» Posted by on Feb 26, 2016 in Becca N, Blog, Freshwater Fish | Comments Off on 11 Freshwater Nano Fish for Your Aquarium

11 Freshwater Nano Fish for Your Aquarium

11 Freshwater Nano Fish for Your Aquarium

Rebecca Noah

 

Let’s just face it: small things are cute and tiny things are even cuter. This list encompasses my favorite 11 nano species for freshwater tanks. None of the fish on the list require a tank larger than 10 gallons and majority of them can live happily in even 5 gallons.  
It is important to house tiny fish with other tiny fish. The majority of the species on this list are shy, timid, and very peaceful. They can easily be out-competed for food and stressed out if placed in aquarium with larger, more boisterous tankmates. Nearly every fish on this list could live happily together in a 10 to 20 gallon aquarium except one, the pea puffer. Pea puffers can be nasty little buggers and would be best suited in a tank all on their own.

Tiny tanks and tiny fish are adorable and very fun to set up and enjoy. It’s really cool to watch a functioning micro-ecosystem on your desk, but that does not mean that they are necessarily a good beginner tank or less work. In fact, the smaller the tank the more important regular maintenance and staying on top of water quality is. A lot of these tiny fish are also not suitable for beginners as they require special care and feedings.
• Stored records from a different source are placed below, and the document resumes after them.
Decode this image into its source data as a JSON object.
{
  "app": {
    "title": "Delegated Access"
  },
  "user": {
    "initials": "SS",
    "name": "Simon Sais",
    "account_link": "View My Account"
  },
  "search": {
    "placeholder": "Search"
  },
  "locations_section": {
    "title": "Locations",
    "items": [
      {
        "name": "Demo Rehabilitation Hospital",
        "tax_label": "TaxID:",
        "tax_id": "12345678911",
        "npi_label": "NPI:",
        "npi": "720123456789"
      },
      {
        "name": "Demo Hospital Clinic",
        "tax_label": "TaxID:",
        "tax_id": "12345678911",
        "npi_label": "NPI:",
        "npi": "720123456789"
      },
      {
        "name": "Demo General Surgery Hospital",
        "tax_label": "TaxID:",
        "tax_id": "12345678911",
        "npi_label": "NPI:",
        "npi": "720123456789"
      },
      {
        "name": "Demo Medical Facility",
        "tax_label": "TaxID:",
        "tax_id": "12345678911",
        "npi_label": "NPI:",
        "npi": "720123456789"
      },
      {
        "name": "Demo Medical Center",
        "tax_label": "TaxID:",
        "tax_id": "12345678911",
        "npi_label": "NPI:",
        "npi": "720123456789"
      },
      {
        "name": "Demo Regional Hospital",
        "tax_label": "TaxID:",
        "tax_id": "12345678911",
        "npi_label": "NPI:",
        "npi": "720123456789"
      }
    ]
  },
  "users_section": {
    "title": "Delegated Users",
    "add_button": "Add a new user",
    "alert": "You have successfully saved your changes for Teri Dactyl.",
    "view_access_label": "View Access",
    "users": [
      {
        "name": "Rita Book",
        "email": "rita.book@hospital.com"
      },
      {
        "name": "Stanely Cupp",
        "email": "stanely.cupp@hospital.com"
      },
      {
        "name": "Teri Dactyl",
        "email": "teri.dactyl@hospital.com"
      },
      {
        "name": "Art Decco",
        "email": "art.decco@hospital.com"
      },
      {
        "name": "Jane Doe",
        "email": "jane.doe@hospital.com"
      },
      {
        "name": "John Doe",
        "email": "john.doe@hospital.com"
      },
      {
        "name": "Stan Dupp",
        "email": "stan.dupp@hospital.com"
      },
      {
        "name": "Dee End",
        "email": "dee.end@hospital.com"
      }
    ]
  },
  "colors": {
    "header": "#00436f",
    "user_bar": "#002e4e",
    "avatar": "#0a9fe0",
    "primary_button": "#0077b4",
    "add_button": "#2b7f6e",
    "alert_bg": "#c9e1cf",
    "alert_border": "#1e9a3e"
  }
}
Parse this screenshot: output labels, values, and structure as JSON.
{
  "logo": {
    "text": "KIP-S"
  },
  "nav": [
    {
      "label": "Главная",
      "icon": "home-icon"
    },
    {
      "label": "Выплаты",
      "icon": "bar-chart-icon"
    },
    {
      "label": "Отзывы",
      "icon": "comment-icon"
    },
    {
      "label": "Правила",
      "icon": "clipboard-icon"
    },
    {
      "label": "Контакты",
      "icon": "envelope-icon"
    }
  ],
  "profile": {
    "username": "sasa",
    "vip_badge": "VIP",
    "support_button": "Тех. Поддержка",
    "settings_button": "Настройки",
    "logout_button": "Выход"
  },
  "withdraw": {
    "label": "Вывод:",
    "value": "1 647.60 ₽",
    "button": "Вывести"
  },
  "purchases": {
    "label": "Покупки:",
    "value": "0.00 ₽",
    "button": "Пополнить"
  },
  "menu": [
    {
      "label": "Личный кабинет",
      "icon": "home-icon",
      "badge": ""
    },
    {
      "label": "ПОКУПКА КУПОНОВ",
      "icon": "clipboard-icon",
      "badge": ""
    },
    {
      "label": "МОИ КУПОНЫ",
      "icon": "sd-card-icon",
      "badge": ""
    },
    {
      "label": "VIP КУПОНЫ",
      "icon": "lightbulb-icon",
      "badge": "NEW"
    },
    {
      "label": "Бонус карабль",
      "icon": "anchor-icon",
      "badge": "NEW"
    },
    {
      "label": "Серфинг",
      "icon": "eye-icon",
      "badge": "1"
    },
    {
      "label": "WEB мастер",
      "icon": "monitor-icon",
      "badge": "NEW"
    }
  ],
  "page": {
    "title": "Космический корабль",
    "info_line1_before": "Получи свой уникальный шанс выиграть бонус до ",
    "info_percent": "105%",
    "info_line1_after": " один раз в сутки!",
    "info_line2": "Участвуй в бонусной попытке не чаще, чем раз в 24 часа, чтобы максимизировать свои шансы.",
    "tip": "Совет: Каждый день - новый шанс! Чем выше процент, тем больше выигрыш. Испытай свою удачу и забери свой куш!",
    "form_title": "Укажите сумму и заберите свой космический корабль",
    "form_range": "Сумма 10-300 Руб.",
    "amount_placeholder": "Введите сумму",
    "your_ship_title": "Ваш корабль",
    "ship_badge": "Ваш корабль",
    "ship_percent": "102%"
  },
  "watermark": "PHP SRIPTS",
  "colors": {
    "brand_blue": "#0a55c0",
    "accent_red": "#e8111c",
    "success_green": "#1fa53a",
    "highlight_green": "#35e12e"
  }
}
Just because the tank is small and the fish are smaller doesn’t mean the workload is smaller. Always seek the advice of your friendly and knowledgeable Absolutely Fish aquarist to ensure that you are setting up your tank for success and longevity.


Stone Catfish

1: Asian Stone Catfish (Hara jerdoni)

Origin: South Asian; India

pH: 5.6-7.6

Maximum Size: 1.2”

Minimum Tank Size: 5 gallons

Diet: Likely to accept a variety of small foods including dried pellets, but should also be offered a diet of live and frozen food including bloodworms, brine shrimp, daphnia, and tubifex worms.

The Asian stone catfish is one of the cutest and smallest catfish species in the hobby. Maxing out at just over inch, this adorable, whiskered catfish makes for a unique addition to a nano tank. However, do not expect much activity from this little guy as the the stone catfish is very inactive and will likely stay in one place most of the time.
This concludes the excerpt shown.